While the line graph is difficult to inspect visually based on the graph above, it appears the higher levels of Co2 emmisions result in generally higher levels of infant mortality rate, lower fertility rate, and lower life expectancy.

top_10_most<- world_data %>%
  arrange(desc(Population)) %>%
  head(10)

top_10_least <- world_data %>%
  arrange(Population) %>%
  head(10)

ggplot(top_10_most, aes(x = Country, y = Population, fill=Country)) +
  geom_bar(stat = "identity", alpha = 0.8) +
  labs(title = "Top 10 most populated Country",
       y = "Population",
       x = "Country") +
  theme_linedraw()+
  coord_flip(xlim = NULL, ylim = NULL, expand = FALSE, clip = "on") 

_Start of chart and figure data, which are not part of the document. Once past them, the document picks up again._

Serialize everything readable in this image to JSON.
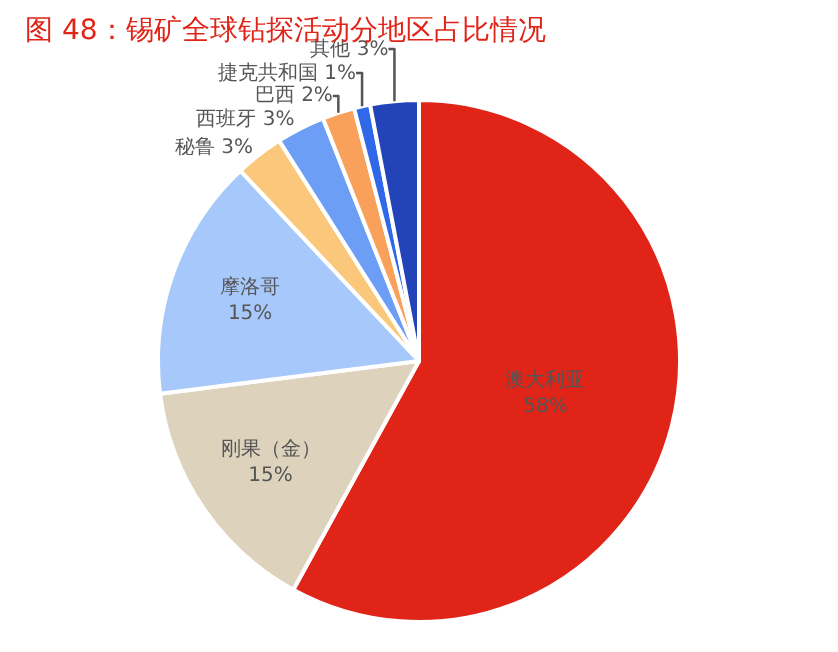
{
  "chart_data": {
    "type": "pie",
    "title": "图 48：锡矿全球钻探活动分地区占比情况",
    "categories": [
      "澳大利亚",
      "刚果（金）",
      "摩洛哥",
      "秘鲁",
      "西班牙",
      "巴西",
      "捷克共和国",
      "其他"
    ],
    "values": [
      58,
      15,
      15,
      3,
      3,
      2,
      1,
      3
    ],
    "value_labels": [
      "58%",
      "15%",
      "15%",
      "3%",
      "3%",
      "2%",
      "1%",
      "3%"
    ],
    "colors": [
      "#e02418",
      "#ddd3bd",
      "#a6c8fa",
      "#fbc77a",
      "#6d9ef5",
      "#f9a05a",
      "#2f68e8",
      "#2343b8"
    ],
    "legend": false
  }
}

ggplot(top_10_least, aes(x = Country, y = Population, fill=Country)) +
  geom_bar(stat = "identity", alpha = 0.8) +
  labs(title = "10 Least populated countries",
       y = "Population",
       x = "Country") +
  theme_linedraw()+
  coord_flip(xlim = NULL, ylim = NULL, expand = FALSE, clip = "on") 

The graphs encompass all countries, with a distinction between the most populated and least populated ones. I initially tried to graph all the countries together,;however, due to the extensive number of countries in the data set, I narrowed down the data set to focus on the top 10 most populated and 10 least populated countries for improved visualization. These graphs show the most populated country in this data set is China, and the least populated country is Vatican City.

Future Analysis

Although my analysis was limited to a select set of variables, this data set provides many additional aspects that can be subject to further analysis. Geographical data using latitude and longitude can be used to create heat maps to patterns. Another analysis could be done to use tax data to analyze tax rates in different countries and how it can relate to economic developments.

In conclusion, while my analysis was focused on only a few variables, there is potential for numerous other types of analysis due to the rich and diverse information provided in this data set.